The procurement talent crunch
According to a 2019 Accenture survey, 94% of CPOs say digital will significantly transform procurement over the next three to four years, but one third say that they don’t have the right skills and talent to approach this transformation.
Procurement talent is retiring at the same time that younger generations "are not viewing these roles as a strategic position and giving them career opportunities," Kristin Ruehle, managing director of procurement business process services at Accenture, told Supply Chain Dive in an interview. "There’s a perception that it’s truly a back-office function and that it’s not contributing to the growth of the business, and therefore it’s a landing point and you just stay there."
At the same time, today’s procurement professionals need a gamut of skills as the role is no longer in that back office, including demand management insights, critical thinking, social and digital skills, she said.
That’s where a program like Johnson & Johnson’s comes in.
The program: An entry point to procurement roles
The PLDP is a two-year, full time program focused on "developing business leaders with procurement expertise, which includes developing procurement fundamentals, business acumen, global mindset and leadership skills," Lopez wrote.
The program focuses recruitment on recent MBA graduates. Many have a supply chain management concentration but it’s not required. Candidates must also have at least five years of professional experience, though the company "does not recruit other hires (i.e. from other companies) for this particular program," she wrote.
Participants work on projects involving development category strategies; designing, planning and executing innovation events with Johnson & Johnson suppliers; developing sustainability and risk mitigation strategies; leading sourcing events; managing cross-functional teams and performing cost/benefits analysis.
"Projects might include working with suppliers to successfully adopt their technologies and innovations for Johnson & Johnson’s supply chain, or developing or expanding procurement relationships to ensure a diverse, global supply base," she wrote.
"We’ve seen a dramatic increase in the competition for top talent, particularly as the supply chain and procurement functions have been recognized as differentiators."
Director of procurement capabilities and leadership development, Johnson & Johnson
Lopez added that it’s not only the entry point for new MBA graduates to join Johnson & Johnson's procurement, but it’s also a recruiting tool to attract new talent into the company. It "provides new MBA talent an amazing opportunity to build their career while developing as business leaders," Lopez wrote.
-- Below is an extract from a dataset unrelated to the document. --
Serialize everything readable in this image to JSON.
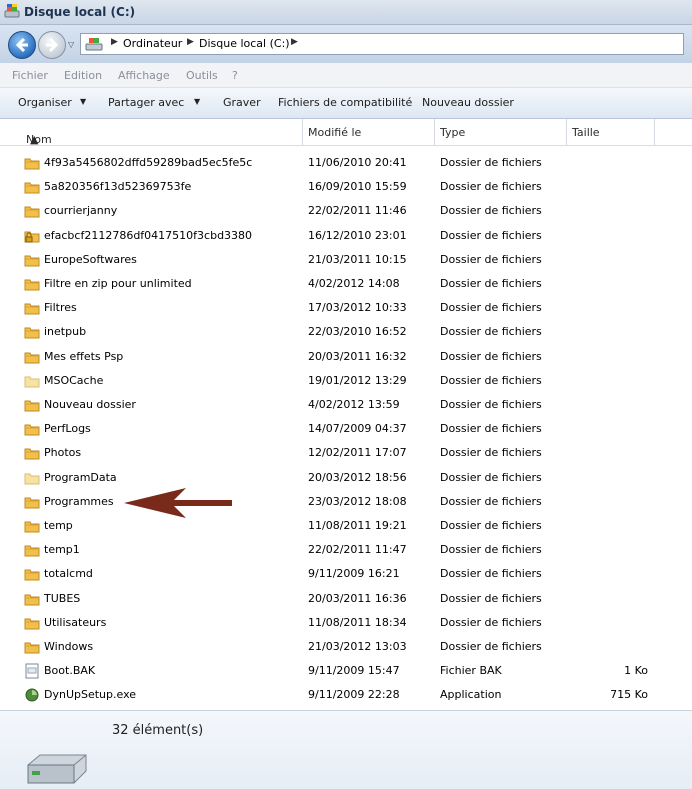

Participants receive a senior-level mentor.
The first class in 2008 included 14 new, full-time hires, and classes now average 10 to 12 participants a year, globally. So far, 119 participants have graduated from the PLDP.
"After graduation, PLDPs are placed into their next role by the program office. It will vary based on needs and openings but might include Strategic Sourcing Manager or Regional Category Lead, for example," Lopez wrote.
Ruehle said she has not heard of any other program like the PLDP, and that she finds it exciting. "It is a fantastic opportunity to really elevate that role. It demonstrates that procurement is a revenue and growth generator. It supports that it should have a seat at the table," she said.
The changing face of procurement
Lopez wrote that such a program has been vital to keeping Johnson & Johnson’s procurement talent pipeline healthy. "We’ve seen a dramatic increase in the competition for top talent, particularly as the supply chain and procurement functions have been recognized as differentiators and competitive advantages for companies," she wrote. "This, coupled with declining admissions in MBA programs and historically low unemployment rates, have created a perfect storm for recruiting top talent."
Ruehle said different skills are critical as the procurement function changes. "As we continue to elevate that role and think about the entire business and where the business is going, now you need to have a much more strategic thinker who is able to be curious, solve problems, have good social skills to think through and have those discussions with the business to understand what their overall objects are," she said, "and then think about how that then translates into how procurement can help achieve those in more efficient and effective manner and be more proactive."